Gated Recurrent Neural Network Approach for Multilabel Emotion Detection in Microblogs
This addresses the problem of automated emotion extraction from social media for stakeholders like businesses, though it appears incremental as it builds on existing deep learning approaches.
The paper tackled multilabel emotion detection in microblogs by proposing a Pyramid Attention Network (PAN) model, which achieved state-of-the-art accuracy of 58.9% on a recent dataset.

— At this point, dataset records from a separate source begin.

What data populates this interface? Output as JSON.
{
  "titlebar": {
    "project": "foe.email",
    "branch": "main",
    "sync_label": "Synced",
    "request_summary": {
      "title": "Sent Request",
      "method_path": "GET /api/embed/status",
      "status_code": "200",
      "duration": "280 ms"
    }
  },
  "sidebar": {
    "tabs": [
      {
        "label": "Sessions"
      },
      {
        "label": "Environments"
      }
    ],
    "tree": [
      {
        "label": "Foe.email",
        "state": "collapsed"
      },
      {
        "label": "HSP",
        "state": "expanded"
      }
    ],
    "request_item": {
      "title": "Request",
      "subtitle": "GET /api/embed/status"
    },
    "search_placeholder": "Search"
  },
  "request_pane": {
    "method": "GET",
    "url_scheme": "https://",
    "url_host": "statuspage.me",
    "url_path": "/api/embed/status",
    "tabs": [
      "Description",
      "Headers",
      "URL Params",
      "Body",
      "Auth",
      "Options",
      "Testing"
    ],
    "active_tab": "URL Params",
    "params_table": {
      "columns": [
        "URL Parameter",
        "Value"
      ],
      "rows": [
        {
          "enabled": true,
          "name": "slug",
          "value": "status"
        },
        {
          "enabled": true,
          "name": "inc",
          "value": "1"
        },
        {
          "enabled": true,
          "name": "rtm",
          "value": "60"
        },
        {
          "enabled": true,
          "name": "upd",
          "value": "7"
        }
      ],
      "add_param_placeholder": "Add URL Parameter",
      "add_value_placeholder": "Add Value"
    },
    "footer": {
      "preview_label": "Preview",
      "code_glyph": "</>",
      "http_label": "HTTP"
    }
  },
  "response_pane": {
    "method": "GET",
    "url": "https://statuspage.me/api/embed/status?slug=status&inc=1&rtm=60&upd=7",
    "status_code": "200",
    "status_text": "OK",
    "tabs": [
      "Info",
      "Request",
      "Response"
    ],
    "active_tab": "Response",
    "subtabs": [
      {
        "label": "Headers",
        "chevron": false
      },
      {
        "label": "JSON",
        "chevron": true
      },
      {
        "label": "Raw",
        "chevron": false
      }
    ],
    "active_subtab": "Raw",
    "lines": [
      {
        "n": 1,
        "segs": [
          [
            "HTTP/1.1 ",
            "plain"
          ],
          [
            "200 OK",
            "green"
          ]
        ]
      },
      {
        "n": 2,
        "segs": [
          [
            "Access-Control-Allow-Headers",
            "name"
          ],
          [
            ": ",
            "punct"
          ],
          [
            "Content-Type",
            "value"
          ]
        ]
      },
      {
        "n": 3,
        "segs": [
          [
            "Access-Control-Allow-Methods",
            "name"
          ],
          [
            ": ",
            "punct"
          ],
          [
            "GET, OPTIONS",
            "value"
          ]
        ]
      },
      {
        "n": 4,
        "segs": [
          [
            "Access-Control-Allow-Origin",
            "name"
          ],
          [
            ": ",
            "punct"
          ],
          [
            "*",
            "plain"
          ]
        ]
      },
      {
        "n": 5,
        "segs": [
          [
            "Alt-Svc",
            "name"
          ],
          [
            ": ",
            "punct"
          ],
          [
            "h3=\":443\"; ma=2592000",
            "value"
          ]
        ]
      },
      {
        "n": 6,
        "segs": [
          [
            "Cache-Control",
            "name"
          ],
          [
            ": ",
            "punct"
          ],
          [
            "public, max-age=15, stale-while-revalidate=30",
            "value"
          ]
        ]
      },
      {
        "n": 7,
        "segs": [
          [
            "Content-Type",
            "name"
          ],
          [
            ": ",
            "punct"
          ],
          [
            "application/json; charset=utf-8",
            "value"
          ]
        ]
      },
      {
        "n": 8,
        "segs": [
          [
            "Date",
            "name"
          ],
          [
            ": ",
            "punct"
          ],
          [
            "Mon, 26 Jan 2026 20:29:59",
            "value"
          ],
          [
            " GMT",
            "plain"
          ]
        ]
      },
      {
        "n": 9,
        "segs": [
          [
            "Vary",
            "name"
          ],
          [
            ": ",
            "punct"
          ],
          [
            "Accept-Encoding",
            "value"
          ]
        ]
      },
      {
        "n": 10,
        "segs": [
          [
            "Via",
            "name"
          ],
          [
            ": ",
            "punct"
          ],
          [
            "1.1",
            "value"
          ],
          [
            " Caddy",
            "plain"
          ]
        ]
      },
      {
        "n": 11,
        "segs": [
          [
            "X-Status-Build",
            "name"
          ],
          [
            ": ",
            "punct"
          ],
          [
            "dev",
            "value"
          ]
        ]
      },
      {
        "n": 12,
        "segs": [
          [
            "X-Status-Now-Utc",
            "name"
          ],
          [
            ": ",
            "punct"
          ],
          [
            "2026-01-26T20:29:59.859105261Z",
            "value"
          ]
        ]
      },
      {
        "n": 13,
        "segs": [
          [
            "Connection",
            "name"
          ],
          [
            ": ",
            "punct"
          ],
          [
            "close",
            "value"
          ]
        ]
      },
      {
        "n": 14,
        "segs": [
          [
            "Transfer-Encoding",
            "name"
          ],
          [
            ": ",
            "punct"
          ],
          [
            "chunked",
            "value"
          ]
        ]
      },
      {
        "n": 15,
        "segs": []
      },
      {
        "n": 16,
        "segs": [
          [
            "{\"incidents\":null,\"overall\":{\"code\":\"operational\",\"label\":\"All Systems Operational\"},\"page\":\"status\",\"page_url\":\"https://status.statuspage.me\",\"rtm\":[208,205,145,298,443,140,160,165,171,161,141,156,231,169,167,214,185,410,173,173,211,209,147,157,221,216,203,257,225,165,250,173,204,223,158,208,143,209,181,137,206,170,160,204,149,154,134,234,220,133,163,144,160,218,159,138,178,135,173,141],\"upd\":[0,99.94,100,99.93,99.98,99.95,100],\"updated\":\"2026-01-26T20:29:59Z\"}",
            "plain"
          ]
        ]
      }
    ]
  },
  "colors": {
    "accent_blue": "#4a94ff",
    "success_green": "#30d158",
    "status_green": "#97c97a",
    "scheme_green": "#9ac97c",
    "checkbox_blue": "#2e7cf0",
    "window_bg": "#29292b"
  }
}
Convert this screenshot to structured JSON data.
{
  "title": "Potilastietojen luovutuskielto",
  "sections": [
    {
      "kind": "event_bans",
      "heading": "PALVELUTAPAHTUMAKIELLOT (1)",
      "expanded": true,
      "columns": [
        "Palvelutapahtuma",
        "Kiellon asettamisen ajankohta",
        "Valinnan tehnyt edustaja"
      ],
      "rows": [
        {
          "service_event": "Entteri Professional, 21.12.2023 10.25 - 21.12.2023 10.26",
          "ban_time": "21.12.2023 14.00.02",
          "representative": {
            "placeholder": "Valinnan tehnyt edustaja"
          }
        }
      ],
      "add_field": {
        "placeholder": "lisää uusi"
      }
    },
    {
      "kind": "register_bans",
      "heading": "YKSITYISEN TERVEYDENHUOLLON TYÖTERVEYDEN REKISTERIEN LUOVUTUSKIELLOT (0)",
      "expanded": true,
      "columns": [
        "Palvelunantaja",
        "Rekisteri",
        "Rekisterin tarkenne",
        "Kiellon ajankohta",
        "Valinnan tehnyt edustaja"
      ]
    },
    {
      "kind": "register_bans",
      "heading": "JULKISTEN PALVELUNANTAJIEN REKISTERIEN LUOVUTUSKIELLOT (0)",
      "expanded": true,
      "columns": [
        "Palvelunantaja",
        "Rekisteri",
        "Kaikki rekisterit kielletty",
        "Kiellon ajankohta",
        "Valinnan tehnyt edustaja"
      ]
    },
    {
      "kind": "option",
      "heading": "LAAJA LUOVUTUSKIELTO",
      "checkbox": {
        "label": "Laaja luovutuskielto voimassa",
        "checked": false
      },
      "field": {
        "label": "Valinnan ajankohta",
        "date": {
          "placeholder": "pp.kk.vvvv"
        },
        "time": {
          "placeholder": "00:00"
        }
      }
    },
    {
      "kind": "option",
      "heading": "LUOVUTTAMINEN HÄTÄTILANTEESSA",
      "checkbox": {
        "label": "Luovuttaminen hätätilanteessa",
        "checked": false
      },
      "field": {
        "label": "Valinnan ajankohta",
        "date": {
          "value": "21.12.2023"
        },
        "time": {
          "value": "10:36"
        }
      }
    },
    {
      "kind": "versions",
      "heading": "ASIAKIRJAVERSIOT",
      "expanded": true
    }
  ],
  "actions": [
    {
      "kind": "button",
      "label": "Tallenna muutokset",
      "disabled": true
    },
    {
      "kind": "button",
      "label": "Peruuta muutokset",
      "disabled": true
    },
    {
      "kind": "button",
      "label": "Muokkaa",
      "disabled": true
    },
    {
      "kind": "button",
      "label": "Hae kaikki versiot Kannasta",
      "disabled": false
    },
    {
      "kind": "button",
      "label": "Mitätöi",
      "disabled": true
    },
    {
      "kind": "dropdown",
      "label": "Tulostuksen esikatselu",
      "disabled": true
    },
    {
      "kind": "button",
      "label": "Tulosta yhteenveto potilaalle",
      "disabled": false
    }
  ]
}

People express their opinions and emotions freely in social media posts and online reviews that contain valuable feedback for multiple stakeholders such as businesses and political campaigns. Manually extracting opinions and emotions from large volumes of such posts is an impossible task. Therefore, automated processing of these posts to extract opinions and emotions is an important research problem. However, human emotion detection is a challenging task due to the complexity and nuanced nature. To overcome these barriers, researchers have extensively used techniques such as deep learning, distant supervision, and transfer learning. In this paper, we propose a novel Pyramid Attention Network (PAN) based model for emotion detection in microblogs. The main advantage of our approach is that PAN has the capability to evaluate sentences in different perspectives to capture multiple emotions existing in a single text. The proposed model was evaluated on a recently released dataset and the results achieved the state-of-the-art accuracy of 58.9%.